Kerberos authentication with Authentik
In my homelab I have Authentik running as SSO (OIDC and SAML) platform for web based applications like Immich. I also have Active Directory running and already have integrated this so I can login with my Active Directory user on Authentik and have Windows computers that are joined in the Active Directory domain.
As next step I would like to set up SPNEGO (Simple and Protected GSSAPI Negotiation Mechanism) so I can use my existing Kerberos ticket on any computer to automatically login to Authentik, and thus any service authenticating via it.
Creating a Kerberos keytab
To get started Authentik first needs to have a Kerberos keytab file which represents the Authentik service. The Keytab file will contain a Kerberos principal for the hostname of Authentik HTTP/authentik.example.com@EXAMPLE.COM, here the principal contains the hostname of the Authentik service and the Kerberos realm (in my case of my Active Directory domain).
In Active Directory Kerberos principals get attached to an Active Directory account, either a user or computer account. It apparently most common to attach a Kerberos service principal to a user instead of a computer, for one because webservice can be setup for high availability across multiple servers (and thus computers in AD), in my case Authentik is running on Kubernetes where I have no AD computer identity.

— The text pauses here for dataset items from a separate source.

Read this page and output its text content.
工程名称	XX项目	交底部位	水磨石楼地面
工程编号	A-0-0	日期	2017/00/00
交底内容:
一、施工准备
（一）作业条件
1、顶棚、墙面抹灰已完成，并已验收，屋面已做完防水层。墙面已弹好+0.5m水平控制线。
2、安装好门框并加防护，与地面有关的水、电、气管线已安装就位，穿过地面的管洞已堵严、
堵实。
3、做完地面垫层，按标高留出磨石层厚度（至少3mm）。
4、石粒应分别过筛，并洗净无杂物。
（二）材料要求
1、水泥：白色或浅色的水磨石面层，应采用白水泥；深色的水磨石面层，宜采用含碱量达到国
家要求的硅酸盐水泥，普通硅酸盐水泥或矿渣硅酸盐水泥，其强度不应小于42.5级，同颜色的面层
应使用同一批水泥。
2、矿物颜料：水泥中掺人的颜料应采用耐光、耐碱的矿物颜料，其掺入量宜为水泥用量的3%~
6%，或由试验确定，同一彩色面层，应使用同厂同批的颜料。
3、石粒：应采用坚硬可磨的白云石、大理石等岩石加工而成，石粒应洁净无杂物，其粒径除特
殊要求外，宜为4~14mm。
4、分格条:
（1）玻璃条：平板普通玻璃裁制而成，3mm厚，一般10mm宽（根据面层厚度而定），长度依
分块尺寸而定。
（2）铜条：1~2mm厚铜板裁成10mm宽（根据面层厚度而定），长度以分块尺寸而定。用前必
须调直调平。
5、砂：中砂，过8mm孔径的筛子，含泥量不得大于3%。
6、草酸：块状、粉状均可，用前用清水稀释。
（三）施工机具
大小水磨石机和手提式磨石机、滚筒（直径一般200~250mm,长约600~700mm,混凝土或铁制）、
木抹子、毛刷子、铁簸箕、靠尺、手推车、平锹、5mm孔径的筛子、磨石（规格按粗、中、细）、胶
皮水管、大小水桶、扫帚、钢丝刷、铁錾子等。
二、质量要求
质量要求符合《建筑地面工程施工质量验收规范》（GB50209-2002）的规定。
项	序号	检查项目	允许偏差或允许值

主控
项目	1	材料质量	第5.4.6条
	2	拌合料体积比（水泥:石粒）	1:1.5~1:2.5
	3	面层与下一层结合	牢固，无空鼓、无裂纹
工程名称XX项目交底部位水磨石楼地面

So let’s first create a user for Authentik, I’ll put it under the Services OU instead of Users, make sure to change the password from Sup6r!Pa$s to something else:
New-ADUser -Name "SSO" -GivenName "SSO" -SamAccountName "sso" -CannotChangePassword $True -PasswordNeverExpires $True -UserPrincipalName "sso@example.com" -Path "OU=Services,DC=EXAMPLE,DC=com" -Enabled $true
To ensure no other users exist with the service principal name run the following command:
Get-ADUser -Filter 'ServicePrincipalNames -like "*"'
Now we have a user for SPNEGO authentication we need to create a Kerberos keytab which we can give to Authentik. We do this with the ktpass command on the Domain Controller. It will add the Kerberos service principal to the user and also generate a new random password:
ktpass -out sso-authentik.keytab -princ HTTP/authentik.example.com@EXAMPLE.COM +rndPass -mapuser EXAMPLE/sso -crypto AES256-SHA1 -ptype KRB5_NT_PRINCIPAL -mapOp set
Configuring Authentik
Creating the Kerberos source
Now we need to create a new source Kerberos under Directory -> Federation and Social Login. Give it a relevant name and slug (in my case I just used kerberos as slug).
Make sure to disable sync users and User password writeback, while these could work I am not going to be using them as I use a Active Directory source to sync the users.
Under Realm settings enter the Kerberos realm for example EXAMPLE.COM, I selected Link to a user with identical username as I sync the users from Active Directory.
Now, under SPNEGO settings we need to provide the Kerberos keytab we created in the previous section. The ktpass command created a keytab file named sso-authentik.keytab, but since Authentik requires it in base64 format for the frontend, we first need to convert it:
[Convert]::ToBase64String([IO.File]::ReadAllBytes("sso-authentik.keytab"))
Fill this base64 encoded string under SPNEGO keytab:
Using it in login stage
Now to actually use the newly created Kerberos source we have to add it to a stage in Authentik. Go to Flows and Stages -> Stages, now edit the existing default-authentication-identification.
Under the Source Settings go ahead and move the Kerberos source you created from Available Sources to Selected Sources. And click on Update.
After logging out, you should see a Kerberos authentication button on the login screen:
Success!
I was able to get it working on NixOS! I did this with the setup I described in my previous blog post about integrating NixOS into Active Directory.
After upgrading the crypto used in the Kerberos keytab from RC4-HMAC (which was the default I got with the ktpass utility) to AES256-SHA1 and re-adding it to Authentik I was able to also get Kerberos authentication working on Firefox, Chrome and Edge on Windows too!
For Windows, I enabled Kerberos authentication in Chrome using a Group Policy Object (GPO). I might cover this in a future blog post.
As a next step I would like to really figure out a way to automatically login via Kerberos when on a Active Directory joined machine. That way the Authentik SSO flow would be completely seamless with no clicks needed!